Au contraire, la ligne politique du marxisme, dans cette question également, est indissolublement liée à ses principes philosophiques. Le marxisme est un matérialisme. A ce titre, il est aussi implacablement hostile à la religion que le matérialisme des encyclopédistes du XVIIIème siècle ou le matérialisme de Feuerbach.
Voilà qui est indéniable. Mais le matérialisme dialectique de Marx et d’Engels va plus loin que les encyclopédistes et Feuerbach en ce qu’il applique la philosophie matérialiste au domaine de l’histoire et des sciences sociales. Nous devons combattre la religion, c’est l’abc de tout le matérialisme, et, partant, du marxisme. Mais le marxisme n’est pas un matérialisme qui s’en tient à l’abc. Le marxisme va plus loin ; or, pour cela, il faut expliquer d’une façon matérialiste la source de la foi et de la religion des masses. On ne doit pas confiner la lutte contre la religion dans une prédication idéologique abstraite. On ne doit pas l’y réduire. Il faut lier cette lutte à la pratique concrète du mouvement de masse et de classe visant à faire disparaître les racines sociales de la religion. Pourquoi la religion se maintient-elle dans les couches arriérées du prolétariat des villes, dans les vastes couches du semi-prolétariat, dans la masse des paysans ?

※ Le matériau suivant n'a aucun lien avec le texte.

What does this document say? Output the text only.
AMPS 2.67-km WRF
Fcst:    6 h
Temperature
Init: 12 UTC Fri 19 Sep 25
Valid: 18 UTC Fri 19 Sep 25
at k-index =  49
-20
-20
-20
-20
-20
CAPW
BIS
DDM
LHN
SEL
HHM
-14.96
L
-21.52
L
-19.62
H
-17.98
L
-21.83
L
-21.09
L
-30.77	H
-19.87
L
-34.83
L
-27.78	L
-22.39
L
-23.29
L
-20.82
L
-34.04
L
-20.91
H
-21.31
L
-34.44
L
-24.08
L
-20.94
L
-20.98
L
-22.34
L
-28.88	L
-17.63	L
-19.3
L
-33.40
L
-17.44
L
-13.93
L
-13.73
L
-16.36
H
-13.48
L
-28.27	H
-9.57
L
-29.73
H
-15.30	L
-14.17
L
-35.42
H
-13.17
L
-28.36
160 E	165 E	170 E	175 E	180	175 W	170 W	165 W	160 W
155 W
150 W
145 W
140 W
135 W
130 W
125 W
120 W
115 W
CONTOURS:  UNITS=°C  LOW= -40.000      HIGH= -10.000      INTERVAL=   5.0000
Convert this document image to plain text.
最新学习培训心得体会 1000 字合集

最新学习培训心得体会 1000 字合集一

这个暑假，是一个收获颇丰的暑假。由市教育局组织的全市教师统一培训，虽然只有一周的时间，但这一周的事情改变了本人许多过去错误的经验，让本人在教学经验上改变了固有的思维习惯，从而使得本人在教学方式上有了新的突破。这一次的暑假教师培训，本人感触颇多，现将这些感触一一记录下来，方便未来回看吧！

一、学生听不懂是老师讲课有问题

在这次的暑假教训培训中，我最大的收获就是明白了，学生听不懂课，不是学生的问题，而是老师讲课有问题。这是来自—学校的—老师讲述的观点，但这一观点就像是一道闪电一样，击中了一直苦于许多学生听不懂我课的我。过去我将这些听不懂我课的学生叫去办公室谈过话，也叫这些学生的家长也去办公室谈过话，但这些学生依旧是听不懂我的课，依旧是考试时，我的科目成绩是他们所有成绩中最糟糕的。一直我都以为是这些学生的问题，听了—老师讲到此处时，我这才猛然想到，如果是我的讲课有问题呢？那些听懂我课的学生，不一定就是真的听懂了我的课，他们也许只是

Par suite de l’ignorance du peuple, répond le progressiste bourgeois, le radical ou le matérialiste bourgeois.
Et donc, à bas la religion, vive l’athéisme, la diffusion des idées athées est notre tâche principale.

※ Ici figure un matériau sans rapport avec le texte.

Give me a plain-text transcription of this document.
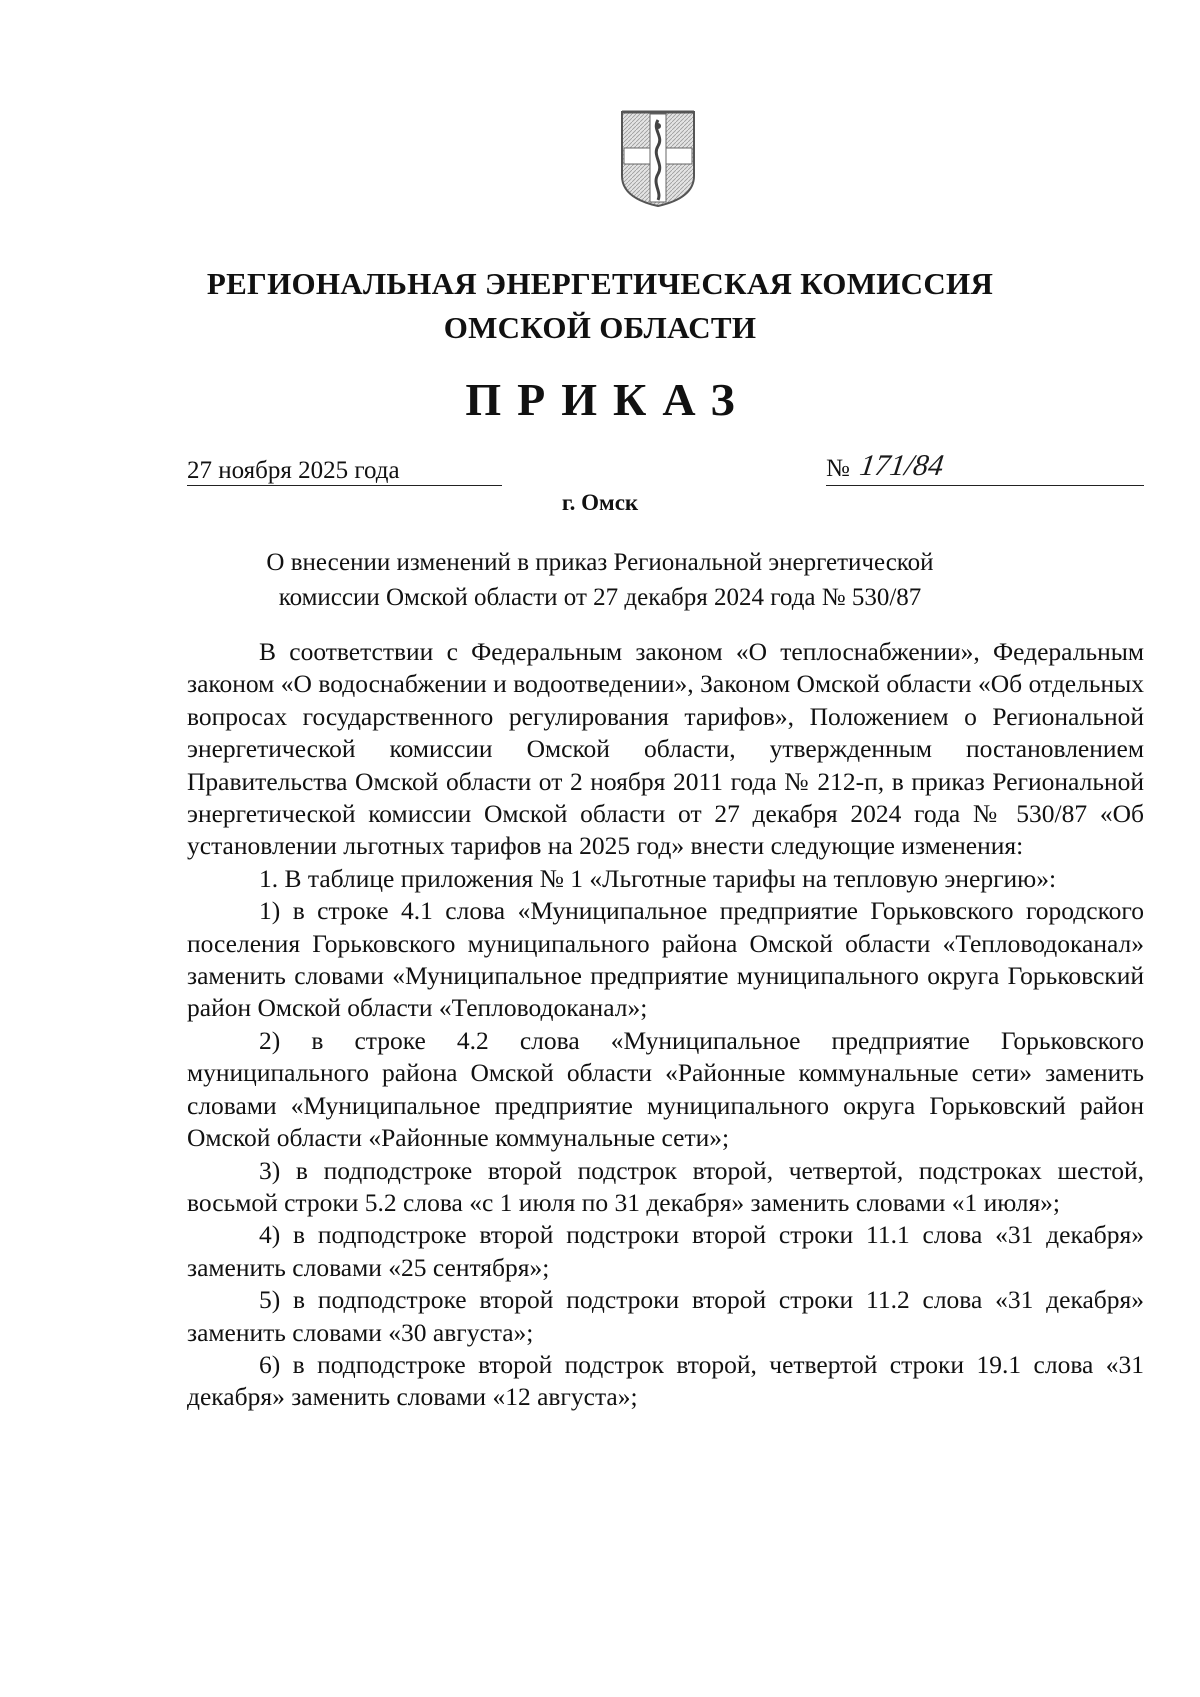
РЕГИОНАЛЬНАЯ ЭНЕРГЕТИЧЕСКАЯ КОМИССИЯ
ОМСКОЙ ОБЛАСТИ
ПРИКАЗ
27 ноября 2025 года	№ 171/84
г. Омск
О внесении изменений в приказ Региональной энергетической
комиссии Омской области от 27 декабря 2024 года № 530/87

В соответствии с Федеральным законом «О теплоснабжении», Федеральным законом «О водоснабжении и водоотведении», Законом Омской области «Об отдельных вопросах государственного регулирования тарифов», Положением о Региональной энергетической комиссии Омской области, утвержденным постановлением Правительства Омской области от 2 ноября 2011 года № 212-п, в приказ Региональной энергетической комиссии Омской области от 27 декабря 2024 года № 530/87 «Об установлении льготных тарифов на 2025 год» внести следующие изменения:

1. В таблице приложения № 1 «Льготные тарифы на тепловую энергию»:

1) в строке 4.1 слова «Муниципальное предприятие Горьковского городского поселения Горьковского муниципального района Омской области «Тепловодоканал» заменить словами «Муниципальное предприятие муниципального округа Горьковский район Омской области «Тепловодоканал»;

2) в строке 4.2 слова «Муниципальное предприятие Горьковского муниципального района Омской области «Районные коммунальные сети» заменить словами «Муниципальное предприятие муниципального округа Горьковский район Омской области «Районные коммунальные сети»;

3) в подподстроке второй подстрок второй, четвертой, подстроках шестой, восьмой строки 5.2 слова «с 1 июля по 31 декабря» заменить словами «1 июля»;

4) в подподстроке второй подстроки второй строки 11.1 слова «31 декабря» заменить словами «25 сентября»;

5) в подподстроке второй подстроки второй строки 11.2 слова «31 декабря» заменить словами «30 августа»;

6) в подподстроке второй подстрок второй, четвертой строки 19.1 слова «31 декабря» заменить словами «12 августа»;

Les marxistes disent : c’est FAUX !
Ce point de vue traduit l’idée superficielle, étroitement bourgeoise, d’une action de la culture par elle-même. Un tel point de vue n’explique pas assez complètement dans un sens matérialiste, mais dans un sens idéaliste, les racines de la religion.
Dans les pays capitalistes, c’est-à-dire, sur l’ensemble du monde, ces racines sont surtout sociales.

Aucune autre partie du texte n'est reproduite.